Chunking Strategy
The method of splitting large text documents into smaller segments for embedding and retrieval.
Chunking Strategy is the methodological approach used to break down continuous text documents into smaller, discrete segments. This process is necessary to format raw text data for semantic vector generation and ensure it fits within LLM context constraints.
How it Works
A chunking strategy determines how documents are parsed before being passed to an embedding model.
- Fixed-Size Chunking: Splits text into a set number of characters or tokens, regardless of formatting or syntax boundaries.
- Overlapping Segments: Retains a small portion of the preceding segment at the start of each new segment, preserving context across partition boundaries.
- Recursive Chunking: Analyzes document structure (using separators like paragraph breaks, punctuation, or spaces) to divide text while maintaining grammatical coherence.

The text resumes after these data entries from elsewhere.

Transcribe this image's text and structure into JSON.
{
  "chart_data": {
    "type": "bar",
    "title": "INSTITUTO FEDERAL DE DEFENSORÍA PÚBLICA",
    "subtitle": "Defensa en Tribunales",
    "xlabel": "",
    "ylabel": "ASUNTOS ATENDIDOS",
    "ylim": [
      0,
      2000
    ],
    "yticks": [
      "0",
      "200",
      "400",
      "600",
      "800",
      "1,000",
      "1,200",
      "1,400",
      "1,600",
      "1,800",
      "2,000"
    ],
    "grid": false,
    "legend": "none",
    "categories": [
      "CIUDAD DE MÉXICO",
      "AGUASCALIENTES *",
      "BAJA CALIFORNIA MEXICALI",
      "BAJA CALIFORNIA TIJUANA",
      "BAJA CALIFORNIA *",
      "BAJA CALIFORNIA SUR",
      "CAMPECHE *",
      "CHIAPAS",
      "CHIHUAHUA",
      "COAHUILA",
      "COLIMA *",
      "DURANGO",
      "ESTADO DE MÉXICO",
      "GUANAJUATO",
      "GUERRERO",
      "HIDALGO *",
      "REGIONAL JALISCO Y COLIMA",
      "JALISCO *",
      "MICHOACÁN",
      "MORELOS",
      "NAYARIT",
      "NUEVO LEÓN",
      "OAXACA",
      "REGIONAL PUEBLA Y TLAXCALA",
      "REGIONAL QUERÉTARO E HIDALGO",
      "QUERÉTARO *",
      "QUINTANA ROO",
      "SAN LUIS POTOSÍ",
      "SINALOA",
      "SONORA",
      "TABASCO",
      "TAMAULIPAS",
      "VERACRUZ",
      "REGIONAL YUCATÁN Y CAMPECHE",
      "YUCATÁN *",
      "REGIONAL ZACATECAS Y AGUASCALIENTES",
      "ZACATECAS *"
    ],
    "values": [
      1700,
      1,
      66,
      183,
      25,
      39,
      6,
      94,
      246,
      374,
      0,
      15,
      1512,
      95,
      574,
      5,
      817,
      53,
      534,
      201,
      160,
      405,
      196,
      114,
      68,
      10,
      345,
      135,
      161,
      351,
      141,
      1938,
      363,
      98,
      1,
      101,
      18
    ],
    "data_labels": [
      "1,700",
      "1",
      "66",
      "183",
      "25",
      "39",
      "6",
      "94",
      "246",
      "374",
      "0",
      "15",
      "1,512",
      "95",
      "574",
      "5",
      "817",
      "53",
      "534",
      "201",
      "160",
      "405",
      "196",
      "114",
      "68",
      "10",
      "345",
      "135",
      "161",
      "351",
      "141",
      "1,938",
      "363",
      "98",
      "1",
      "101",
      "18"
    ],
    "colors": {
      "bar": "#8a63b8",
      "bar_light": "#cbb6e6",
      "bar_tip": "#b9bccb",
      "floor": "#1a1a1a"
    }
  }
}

Lakehouse & Agentic Relevance
In a data lakehouse architecture, raw manuals, audit logs, and catalog documentation are stored in object storage. When building an agentic analytics platform, these documents must be chunked and indexed so that retrieval systems do not overwhelm the LLM’s context window. An optimized chunking strategy ensures that an autonomous agent receives highly specific documentation segments, rather than entire massive files. Using Dremio to organize, clean, and pre-aggregate raw text source tables helps data pipelines apply consistent chunking rules before embedding creation.